Von Neumann was in many ways ahead of his time. His goal was, like Turing’s, to develop a general theory of information processing that would encompass both biology and technology. His work on self-reproducing automata was part of this program. Von Neumann also was closely linked to the so-called cybernetics community—an interdisciplinary group of scientists and engineers seeking commonalities among complex, adaptive systems in both natural and artificial realms. What we now call “complex systems” can trace its ancestry to cybernetics and the related field of systems science. I explore these connections further in the final chapter.

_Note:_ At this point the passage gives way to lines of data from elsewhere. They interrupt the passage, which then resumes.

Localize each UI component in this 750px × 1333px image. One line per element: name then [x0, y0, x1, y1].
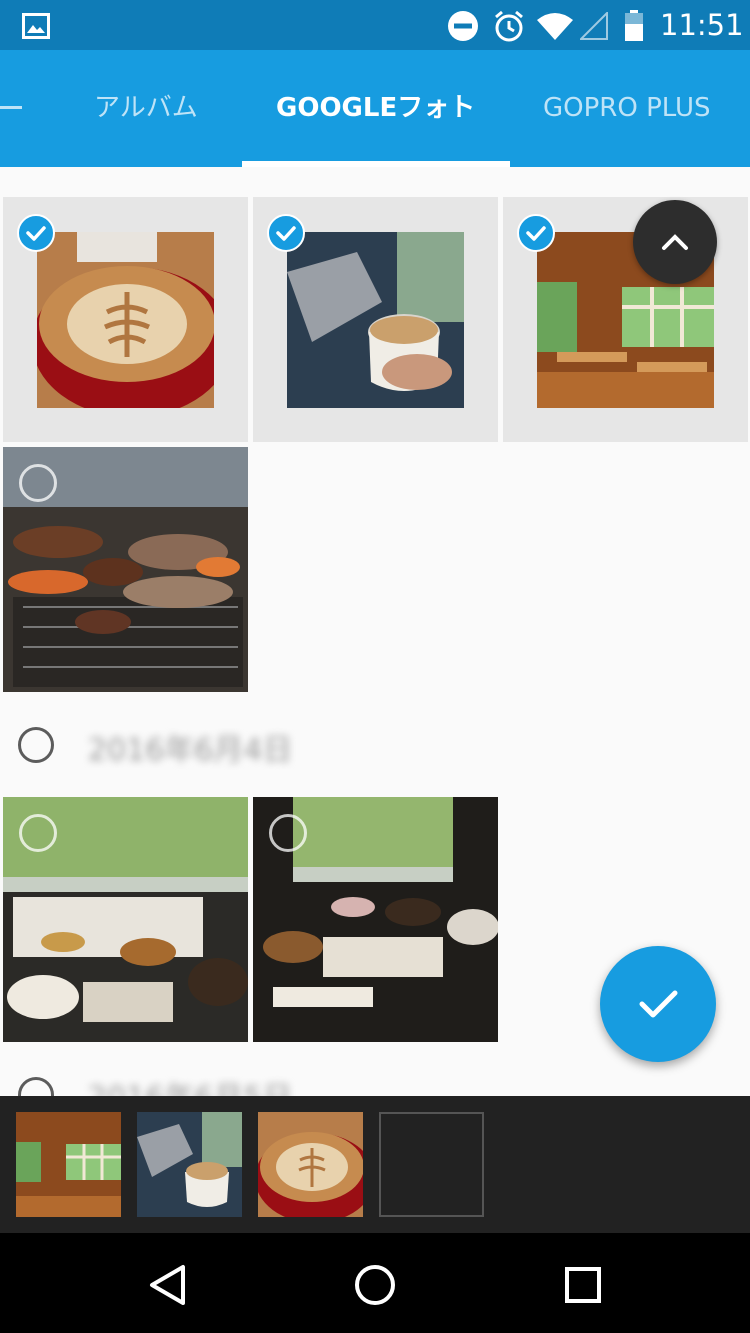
photo-pouring-milk [287, 232, 464, 408]
home-icon[interactable] [345, 1261, 405, 1309]
alarm-icon [495, 10, 523, 42]
confirm-selection-button[interactable] [600, 946, 716, 1062]
navigation-bar [0, 1233, 750, 1333]
tab-albums[interactable]: アルバム [94, 50, 198, 167]
tab-bar: アルバム GOOGLEフォト GOPRO PLUS [0, 50, 750, 167]
selected-check-icon[interactable] [267, 214, 305, 252]
checkmark-icon [639, 990, 678, 1018]
wifi-icon [537, 13, 573, 40]
date-select-radio[interactable] [18, 727, 54, 763]
tray-empty-slot [379, 1112, 484, 1217]
chevron-up-icon [662, 234, 688, 250]
battery-icon [625, 10, 643, 41]
checkmark-icon [276, 226, 296, 241]
tray-thumbnail-latte-art[interactable] [258, 1112, 363, 1217]
tab-previous-edge[interactable] [0, 106, 22, 109]
date-header: 2016年6月4日 [0, 695, 750, 795]
back-icon[interactable] [138, 1263, 198, 1307]
date-label: 2016年6月5日 [88, 1073, 293, 1096]
image-icon [22, 13, 50, 39]
checkmark-icon [526, 226, 546, 241]
active-tab-indicator [242, 161, 510, 167]
selected-check-icon[interactable] [517, 214, 555, 252]
recents-icon[interactable] [553, 1263, 613, 1307]
do-not-disturb-icon [448, 11, 478, 41]
scroll-to-top-button[interactable] [633, 200, 717, 284]
select-radio[interactable] [269, 814, 307, 852]
tray-thumbnail-cafe-interior[interactable] [16, 1112, 121, 1217]
tab-google-photos[interactable]: GOOGLEフォト [276, 50, 475, 167]
photo-item-restaurant-1[interactable] [3, 797, 248, 1042]
checkmark-icon [26, 226, 46, 241]
status-bar: 11:51 [0, 0, 750, 50]
tab-gopro-plus[interactable]: GOPRO PLUS [543, 50, 711, 167]
photo-item-pouring-milk[interactable] [253, 197, 498, 442]
date-select-radio[interactable] [18, 1077, 54, 1096]
tray-thumbnail-pouring-milk[interactable] [137, 1112, 242, 1217]
selection-tray [0, 1096, 750, 1233]
status-clock: 11:51 [660, 8, 744, 42]
date-label: 2016年6月4日 [88, 733, 293, 768]
signal-icon [580, 12, 608, 40]
select-radio[interactable] [19, 464, 57, 502]
photo-latte-art [37, 232, 214, 408]
photo-item-latte-art[interactable] [3, 197, 248, 442]
photo-item-restaurant-2[interactable] [253, 797, 498, 1042]
select-radio[interactable] [19, 814, 57, 852]
selected-check-icon[interactable] [17, 214, 55, 252]
photo-item-grilled-sausages[interactable] [3, 447, 248, 692]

Von Neumann’s interest in computation was not always well received at the elite Institute for Advanced Study. After completing his work on the EDVAC, von Neumann brought several computing experts to the IAS to work with him on designing and building an improved successor to EDVAC. This system was called the “IAS computer”; its design was a basis for the early computers built by IBM. Some of the “pure” scientists and mathematicians at IAS were uncomfortable with so practical a project taking place in their ivory tower, and perhaps even more uncomfortable with von Neumann’s first application of this computer, namely weather prediction, for which he brought a team of meteorologists to the IAS. Some of the purists didn’t think this kind of activity fit in with the institute’s theoretical charter. As IAS physicist Freeman Dyson put it, “The [IAS] School of Mathematics has a permanent establishment which is divided into three groups, one consisting of pure mathematics, one consisting of theoretical physicists, and one consisting of Professor von Neumann.” After von Neumann’s death, the IAS computer project was shut down, and the IAS faculty passed a motion “to have no experimental science, no laboratories of any kind at the Institute.” Freeman Dyson described this as, “The snobs took revenge.”